La dernière œuvre est une installation de Jonathan Bernard composée de trois pièces dont la forme et l’élan rappellent les espèces de la famille des Crassulaceae. Celle-ci s’impose avec toute sa présence, tels trois êtres en mouvement, en équilibre et en état de vaciller, tentant de résister. L’artiste les a composés à partir d’un ensemble de volumes de même forme suggérant la structure répétitive des végétaux. Pour l’artiste, ces trois sculptures évoquent les enjeux liés au réchauffement climatique. Par leur apparence monumentale, visibles de loin, captant la lumière et leur dessin dans l’espace, elles nous invitent à porter notre attention sur le monde végétal en transformation. Notre promenade est ainsi troublée par la présence de ces espèces façonnées de telle sorte qu’elles suscitent l’étonnement.

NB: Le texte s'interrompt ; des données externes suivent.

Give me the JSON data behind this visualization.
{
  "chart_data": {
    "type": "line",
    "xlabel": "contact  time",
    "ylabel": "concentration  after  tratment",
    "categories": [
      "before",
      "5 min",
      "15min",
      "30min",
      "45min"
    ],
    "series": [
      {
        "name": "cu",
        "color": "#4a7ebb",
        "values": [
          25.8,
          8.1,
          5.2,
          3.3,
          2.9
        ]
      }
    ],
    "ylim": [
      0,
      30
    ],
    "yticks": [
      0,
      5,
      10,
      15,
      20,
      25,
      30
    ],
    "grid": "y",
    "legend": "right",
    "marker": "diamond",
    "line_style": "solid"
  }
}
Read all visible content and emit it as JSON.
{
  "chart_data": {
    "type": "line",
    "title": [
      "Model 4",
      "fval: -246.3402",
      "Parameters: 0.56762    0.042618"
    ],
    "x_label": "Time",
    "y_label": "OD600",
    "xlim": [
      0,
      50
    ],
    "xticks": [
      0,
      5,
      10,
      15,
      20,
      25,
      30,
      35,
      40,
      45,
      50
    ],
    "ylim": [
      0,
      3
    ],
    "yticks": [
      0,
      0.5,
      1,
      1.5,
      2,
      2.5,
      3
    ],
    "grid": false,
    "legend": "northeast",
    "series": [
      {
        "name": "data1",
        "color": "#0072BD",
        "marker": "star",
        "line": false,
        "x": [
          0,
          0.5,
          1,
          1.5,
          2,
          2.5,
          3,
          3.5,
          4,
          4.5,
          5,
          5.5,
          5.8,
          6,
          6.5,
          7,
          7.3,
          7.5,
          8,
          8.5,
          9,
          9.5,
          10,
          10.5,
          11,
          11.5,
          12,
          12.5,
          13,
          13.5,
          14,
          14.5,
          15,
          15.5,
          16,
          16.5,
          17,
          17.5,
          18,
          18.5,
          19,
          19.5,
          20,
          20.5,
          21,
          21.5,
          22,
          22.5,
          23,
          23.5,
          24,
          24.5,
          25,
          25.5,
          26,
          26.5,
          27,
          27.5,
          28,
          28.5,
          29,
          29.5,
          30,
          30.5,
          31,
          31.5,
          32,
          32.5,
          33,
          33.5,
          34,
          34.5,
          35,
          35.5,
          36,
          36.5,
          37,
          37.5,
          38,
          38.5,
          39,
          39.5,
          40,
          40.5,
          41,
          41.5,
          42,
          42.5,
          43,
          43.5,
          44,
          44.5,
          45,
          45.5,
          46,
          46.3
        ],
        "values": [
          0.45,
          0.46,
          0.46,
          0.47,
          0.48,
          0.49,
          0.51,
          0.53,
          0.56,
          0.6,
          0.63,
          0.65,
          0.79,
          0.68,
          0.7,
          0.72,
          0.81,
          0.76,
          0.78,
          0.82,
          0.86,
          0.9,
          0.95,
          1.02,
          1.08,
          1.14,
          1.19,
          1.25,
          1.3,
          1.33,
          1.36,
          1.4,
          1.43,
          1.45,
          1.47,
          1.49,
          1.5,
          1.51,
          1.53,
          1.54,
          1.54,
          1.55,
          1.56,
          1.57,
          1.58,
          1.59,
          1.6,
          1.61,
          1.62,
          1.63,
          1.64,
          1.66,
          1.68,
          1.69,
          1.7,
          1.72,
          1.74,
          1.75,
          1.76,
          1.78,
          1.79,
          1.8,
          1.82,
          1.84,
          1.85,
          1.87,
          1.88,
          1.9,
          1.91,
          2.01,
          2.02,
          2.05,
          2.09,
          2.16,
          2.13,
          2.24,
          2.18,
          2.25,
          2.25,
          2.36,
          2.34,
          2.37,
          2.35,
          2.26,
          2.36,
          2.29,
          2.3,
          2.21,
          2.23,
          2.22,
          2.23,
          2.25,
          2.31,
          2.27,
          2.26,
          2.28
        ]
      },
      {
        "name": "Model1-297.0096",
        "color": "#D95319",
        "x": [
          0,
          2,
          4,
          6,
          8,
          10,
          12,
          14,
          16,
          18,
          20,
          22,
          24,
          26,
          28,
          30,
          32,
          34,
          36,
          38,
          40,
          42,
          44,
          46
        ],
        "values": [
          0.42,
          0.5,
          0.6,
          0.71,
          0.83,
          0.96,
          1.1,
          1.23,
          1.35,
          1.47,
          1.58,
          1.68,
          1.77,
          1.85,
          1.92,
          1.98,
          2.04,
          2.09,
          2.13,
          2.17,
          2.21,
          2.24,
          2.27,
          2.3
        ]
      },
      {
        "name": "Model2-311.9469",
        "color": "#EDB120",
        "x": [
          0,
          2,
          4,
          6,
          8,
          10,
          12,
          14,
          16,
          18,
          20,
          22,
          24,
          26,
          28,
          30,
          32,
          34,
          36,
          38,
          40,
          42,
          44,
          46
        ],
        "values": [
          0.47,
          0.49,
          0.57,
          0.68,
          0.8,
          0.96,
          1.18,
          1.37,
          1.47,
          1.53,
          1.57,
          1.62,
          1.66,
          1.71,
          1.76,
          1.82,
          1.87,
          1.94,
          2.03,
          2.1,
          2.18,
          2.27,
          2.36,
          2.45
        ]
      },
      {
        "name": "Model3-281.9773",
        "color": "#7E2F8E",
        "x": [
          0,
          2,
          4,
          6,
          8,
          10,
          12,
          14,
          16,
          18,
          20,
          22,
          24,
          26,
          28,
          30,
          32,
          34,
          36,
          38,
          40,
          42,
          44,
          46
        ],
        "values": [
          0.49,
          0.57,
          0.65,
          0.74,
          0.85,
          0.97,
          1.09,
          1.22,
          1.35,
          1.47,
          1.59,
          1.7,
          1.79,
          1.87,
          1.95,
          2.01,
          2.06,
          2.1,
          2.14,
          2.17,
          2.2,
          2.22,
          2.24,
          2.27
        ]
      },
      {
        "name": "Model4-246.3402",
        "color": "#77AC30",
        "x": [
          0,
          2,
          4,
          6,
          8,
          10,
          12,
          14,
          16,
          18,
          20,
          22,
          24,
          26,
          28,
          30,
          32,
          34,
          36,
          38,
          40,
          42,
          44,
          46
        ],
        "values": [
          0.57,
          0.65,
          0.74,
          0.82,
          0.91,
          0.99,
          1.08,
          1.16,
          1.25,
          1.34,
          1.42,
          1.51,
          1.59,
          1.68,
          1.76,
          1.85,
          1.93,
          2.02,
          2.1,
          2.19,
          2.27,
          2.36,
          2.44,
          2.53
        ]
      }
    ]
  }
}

Cette exposition nous offre l’occasion de parcourir le domaine de Chavaniac-Lafayette avec un regard curieux et centré sur ce que les œuvres ont a nous offrir comme réflexion et expérience esthétique. D’une facture et d’une approche très différente, les œuvres créées pour l’occasion sont faites pour être vues de loin et ce n’est qu’en s’approchant qu’on tente alors de desceller leur enjeu, propos de l’artiste, sensible à l’environnement et au lieu qui l’accueille. Cet été, quoi de plus réjouissant que de parcourir les jardins à la découverte de créations artistiques. La visite des sites historiques est devenue une occasion bien courante de s’ouvrir à l’art contemporain. Les artistes nous montrent leur goût pour l’expérimentation de matériaux naturels et leur souhait de nous inciter à regarder avec attention notre monde et les végétaux, témoins de sa transformation.